Info-Tech Research Group has officially published the results from its latest report, which claims that traditional vendor security assessments are no longer upto their task.
Going by the given report, some assessments are so burdensome that vendors refuse to bid, or if not that, business units just find ways to bypass the process altogether. By dong so, they leave organizations exposed to significant risk.
Against that, Info-Tech Research’s Build a Vendor Security Assessment Service report outlines a practical, risk-based approach which makes it possible for IT leaders to focus on what matters the most. This approach involves tailoring assessments to actual business risk, and therefore, enabling organizations to streamline processes, enhance compliance, safeguard sensitive data, and make more informed decisions at every single touchpoint.
More on the same would reveal how Info-Tech’s blueprint suggests a departure from one-off assessments and the adoption of a continuous process which packs together initial risk evaluations, treatment through well-defined contractual terms, ongoing monitoring, and regular reassessments. Such a mechanism ensures that due diligence is being carried out in full force even once a vendor is selected.
Talk about the company’s blueprint on a slightly deeper level, it basically follows a three-phase approach.
The first phase asks to specifically define governance and process. Here, organizations must identify requirements, define roles, develop policies, and establish risk treatment strategies that effectively align with the organization’s risk tolerance.
The next step would be to develop a comprehensive assessment methodology, which translates to designing tools for assessing service and vendor risk. Companies can fulfill the stated step by building more effective, risk-based questionnaires, and avoiding common pitfalls like overly broad, purely informational, or excessively long surveys.
The third and final phase relates to implementing and monitoring processes, a phase where you can leverage continuous feedback loop to tailor security requirements across contracts and periodic reassessments.

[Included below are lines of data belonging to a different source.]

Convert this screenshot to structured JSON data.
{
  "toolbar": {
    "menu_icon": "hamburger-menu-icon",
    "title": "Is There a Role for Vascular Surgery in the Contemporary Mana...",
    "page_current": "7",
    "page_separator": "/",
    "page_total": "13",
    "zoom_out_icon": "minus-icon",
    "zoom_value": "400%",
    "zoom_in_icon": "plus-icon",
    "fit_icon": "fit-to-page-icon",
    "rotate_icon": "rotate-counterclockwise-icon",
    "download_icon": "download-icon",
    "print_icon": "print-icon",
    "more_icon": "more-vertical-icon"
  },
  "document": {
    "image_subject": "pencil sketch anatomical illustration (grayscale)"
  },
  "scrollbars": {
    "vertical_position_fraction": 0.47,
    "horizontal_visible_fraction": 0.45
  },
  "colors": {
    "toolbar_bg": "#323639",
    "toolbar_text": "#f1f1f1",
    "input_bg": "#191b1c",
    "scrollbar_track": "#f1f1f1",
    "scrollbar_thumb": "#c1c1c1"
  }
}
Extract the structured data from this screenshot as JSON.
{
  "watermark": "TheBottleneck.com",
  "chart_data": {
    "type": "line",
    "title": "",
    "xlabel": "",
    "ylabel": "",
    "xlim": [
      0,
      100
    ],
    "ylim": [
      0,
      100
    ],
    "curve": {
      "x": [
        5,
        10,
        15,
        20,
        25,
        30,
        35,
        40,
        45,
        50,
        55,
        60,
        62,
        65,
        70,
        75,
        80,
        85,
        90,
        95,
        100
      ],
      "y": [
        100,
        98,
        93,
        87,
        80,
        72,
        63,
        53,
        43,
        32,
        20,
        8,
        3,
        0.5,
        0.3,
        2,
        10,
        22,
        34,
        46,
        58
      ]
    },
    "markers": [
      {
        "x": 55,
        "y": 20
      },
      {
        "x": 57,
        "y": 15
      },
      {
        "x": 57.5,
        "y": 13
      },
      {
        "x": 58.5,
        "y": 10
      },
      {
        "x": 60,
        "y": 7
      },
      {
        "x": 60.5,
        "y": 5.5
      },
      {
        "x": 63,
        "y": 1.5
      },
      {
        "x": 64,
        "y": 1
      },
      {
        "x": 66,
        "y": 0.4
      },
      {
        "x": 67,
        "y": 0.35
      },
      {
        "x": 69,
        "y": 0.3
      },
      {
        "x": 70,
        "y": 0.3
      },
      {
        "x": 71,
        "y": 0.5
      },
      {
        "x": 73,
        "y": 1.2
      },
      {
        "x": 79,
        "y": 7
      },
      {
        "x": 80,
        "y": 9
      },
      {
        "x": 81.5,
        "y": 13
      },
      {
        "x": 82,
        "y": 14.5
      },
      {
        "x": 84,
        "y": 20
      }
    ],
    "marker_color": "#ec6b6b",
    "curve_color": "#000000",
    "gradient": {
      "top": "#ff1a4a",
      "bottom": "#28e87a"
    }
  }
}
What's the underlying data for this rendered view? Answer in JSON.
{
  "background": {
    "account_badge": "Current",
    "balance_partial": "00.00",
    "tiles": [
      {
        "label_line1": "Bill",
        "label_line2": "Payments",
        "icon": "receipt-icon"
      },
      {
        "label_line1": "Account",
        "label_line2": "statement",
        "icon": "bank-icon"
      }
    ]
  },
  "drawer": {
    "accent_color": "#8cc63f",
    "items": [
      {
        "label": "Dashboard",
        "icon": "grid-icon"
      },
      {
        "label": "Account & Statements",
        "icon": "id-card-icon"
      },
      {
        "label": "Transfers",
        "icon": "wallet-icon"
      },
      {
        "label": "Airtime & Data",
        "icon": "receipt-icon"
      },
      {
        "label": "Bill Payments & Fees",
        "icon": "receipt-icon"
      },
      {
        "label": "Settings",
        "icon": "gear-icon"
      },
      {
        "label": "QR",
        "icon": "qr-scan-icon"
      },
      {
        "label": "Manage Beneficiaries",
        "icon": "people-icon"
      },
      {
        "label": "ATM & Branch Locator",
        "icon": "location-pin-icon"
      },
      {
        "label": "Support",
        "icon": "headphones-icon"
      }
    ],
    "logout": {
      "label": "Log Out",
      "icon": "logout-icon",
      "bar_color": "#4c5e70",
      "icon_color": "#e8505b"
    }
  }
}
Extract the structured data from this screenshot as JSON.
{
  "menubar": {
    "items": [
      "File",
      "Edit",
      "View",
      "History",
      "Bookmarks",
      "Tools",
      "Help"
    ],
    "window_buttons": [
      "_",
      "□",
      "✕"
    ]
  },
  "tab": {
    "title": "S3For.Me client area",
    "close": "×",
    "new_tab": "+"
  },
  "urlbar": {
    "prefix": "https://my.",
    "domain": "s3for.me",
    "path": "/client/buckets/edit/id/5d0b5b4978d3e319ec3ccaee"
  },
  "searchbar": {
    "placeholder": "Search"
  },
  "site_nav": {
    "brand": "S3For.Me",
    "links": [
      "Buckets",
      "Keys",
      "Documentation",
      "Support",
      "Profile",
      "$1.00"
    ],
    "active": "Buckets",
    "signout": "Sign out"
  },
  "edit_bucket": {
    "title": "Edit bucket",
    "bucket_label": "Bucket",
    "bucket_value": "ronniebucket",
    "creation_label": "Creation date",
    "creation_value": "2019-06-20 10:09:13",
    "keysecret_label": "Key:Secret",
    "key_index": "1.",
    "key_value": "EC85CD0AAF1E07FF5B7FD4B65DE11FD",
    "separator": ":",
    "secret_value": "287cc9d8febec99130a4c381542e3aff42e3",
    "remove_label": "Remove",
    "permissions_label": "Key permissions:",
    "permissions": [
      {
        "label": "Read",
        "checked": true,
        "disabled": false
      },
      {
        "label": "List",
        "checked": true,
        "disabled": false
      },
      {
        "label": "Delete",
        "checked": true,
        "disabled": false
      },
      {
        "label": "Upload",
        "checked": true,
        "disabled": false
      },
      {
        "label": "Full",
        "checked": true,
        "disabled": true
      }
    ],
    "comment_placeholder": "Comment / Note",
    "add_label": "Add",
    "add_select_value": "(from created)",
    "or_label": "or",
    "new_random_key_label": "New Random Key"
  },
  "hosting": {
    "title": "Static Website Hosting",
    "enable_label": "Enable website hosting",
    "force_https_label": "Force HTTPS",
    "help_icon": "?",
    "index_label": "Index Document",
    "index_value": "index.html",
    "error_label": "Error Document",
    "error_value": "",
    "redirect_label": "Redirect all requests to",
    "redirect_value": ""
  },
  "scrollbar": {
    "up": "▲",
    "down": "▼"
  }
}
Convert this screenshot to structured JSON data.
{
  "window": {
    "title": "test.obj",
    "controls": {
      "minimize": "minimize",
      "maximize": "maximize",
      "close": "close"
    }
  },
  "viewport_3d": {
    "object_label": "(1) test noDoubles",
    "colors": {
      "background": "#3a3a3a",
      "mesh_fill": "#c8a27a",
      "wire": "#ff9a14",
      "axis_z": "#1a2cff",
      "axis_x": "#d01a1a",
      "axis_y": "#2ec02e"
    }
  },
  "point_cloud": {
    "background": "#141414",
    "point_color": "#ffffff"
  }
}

Beyond that, Info-Tech also offers a framework to actually implement its overarching blueprint.
This framework considers service risk to determine the potential impact of a vendor-related security incident, and it does so by evaluating the assets at risk and the associated recovery costs.
Alongside that, it takes into account vendor-related risk, where the focus is on assessing the likelihood of an incident occurring. The extent of due diligence here will be determined by the potential service impact.
The third risk archetype is composite risk. To gauge this, one must multiply service and vendor risk to calculate. A composite is recorded in a risk register or vendor inventory.
Info-Tech Research’s framework also offers a lowdown related to risk treatment which informs you on how to treat risks, using a matrix to accept, mitigate, or reject them, based on the organization’s risk tolerance.
Similarly, it further offers critical information on how to document assessment outcomes in the vendor inventory, with reassessment frequency guided by the composite risk level.
Founded almost 30 years ago, Info-Tech Research Group’s rise up the ranks is largely orchestrated by its unbiased, highly relevant research, as well as advisory services that help leaders make strategic, timely, and well-informed decisions. The company’s excellence in what it does can also be understood once you consider it is serving, at the moment, more than 30,000 IT and HR professionals across the globe.
“Taking a risk-based approach helps organizations focus their assessments on what matters most, aligning security efforts with the type of service being evaluated and their own tolerance for potential threats,” said Ahmad Jowhar, research analyst at Info-Tech Research Group. “Furthermore, a process that fosters continuous improvement in the vendor security risk management program will enable monitoring and improvement, which will help identify further enhancements to the assessment.”